Hmm, czyli nie tylko nikt mu tu nie będzie wypominał głaskania kota jak podczas pracy w ZOO, ale jeszcze jest to obowiązkowy element procedury? Czad. Zdecydowanie się tu odnajdę. Głaskając Tupaca ze zdumieniem odkrywam, że tak właściwie ekscytuje to mnie mniej, niż zakładałem. Gdy pierwszy raz poczułem pod dłonią sierść dużego kota, geparda w ZOO, to endorfiny prawie wylały mi się uszami. „Wow, głaszczę dużego kota!”, taka myśl wtedy obijała mi się o czaszkę a naładowało mnie to pozytywnymi wibracjami na długie tygodnie. Teraz jednak o dziwo podchodzę do tego zupełnie inaczej. Jestem w Boliwii, w azylu dla dużych kotów, głaszczę pumę w ramach obowiązku ale jest to takie …zwykłe. Początkowo bałem się trochę, że to jakiś defekt mózgu. Że może zgnuśniałem, pasja gdzieś wyparowała, może zaburzenia gospodarki hormonalnej? Niepokojące. Później jednak zauważyłem coś, co nazwałem „syndromem pierwszego głaska”, a co zaobserwowałem u wolontariuszy którzy przyjeżdżali tu bez wcześniejszych kontaktów z dużymi kotami – dosłownie zakochiwali się w pierwszym, z którym mieli bezpośredni kontakt.
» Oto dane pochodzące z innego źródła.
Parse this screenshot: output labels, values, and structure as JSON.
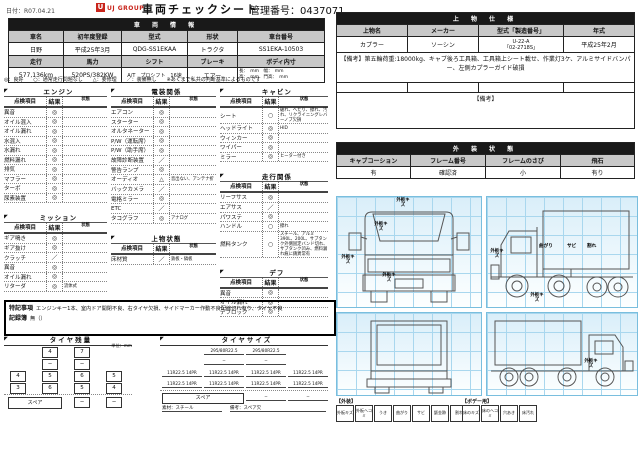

To pogłaskanie zwierzęcia, drapieżnika które wcześniej widywało się tylko w programach przyrodniczych, ten kontakt który dla wielu ludzi jest marzeniem, skutkuje euforią, a jeśli jeszcze kot wtedy poliże Cię po ręku, wielkim, przypominającym papier ściernym językiem, to człowiekowi zamiast mózgu robi się budyń. Do Ambue Ari tacy wolontariusze potrafią wracać na kilka miesięcy stawiając jednak warunek, że chcą pracować z danym kotem, właśnie tym, który był kotem nr.1. I choć brzmi to niedorzecznie, to może też trochę tłumaczyć fanatycznych, byłych wolontariuszy którzy potrafili bronić w przeszłości Świątyni Tygrysów, jak i tych którzy bronią odwiedzone fermy lwów w Afryce – być może to właśnie, wyłączające krytyczne myślenie, różowe okulary po pierwszej interakcji z dużymi kotami. Najprawdopodobniej sam takie miałem po pracy w ZOO, i musiały minąć długie miesiące zanim spadły całkowicie. „Syndrom pierwszego głaska”, który mnie w tamtym momencie już nie dotyczył, a głaskanie pumy było równie normalne, co głaskanie swojego domowego kota – miłe, ale bez fajerwerków.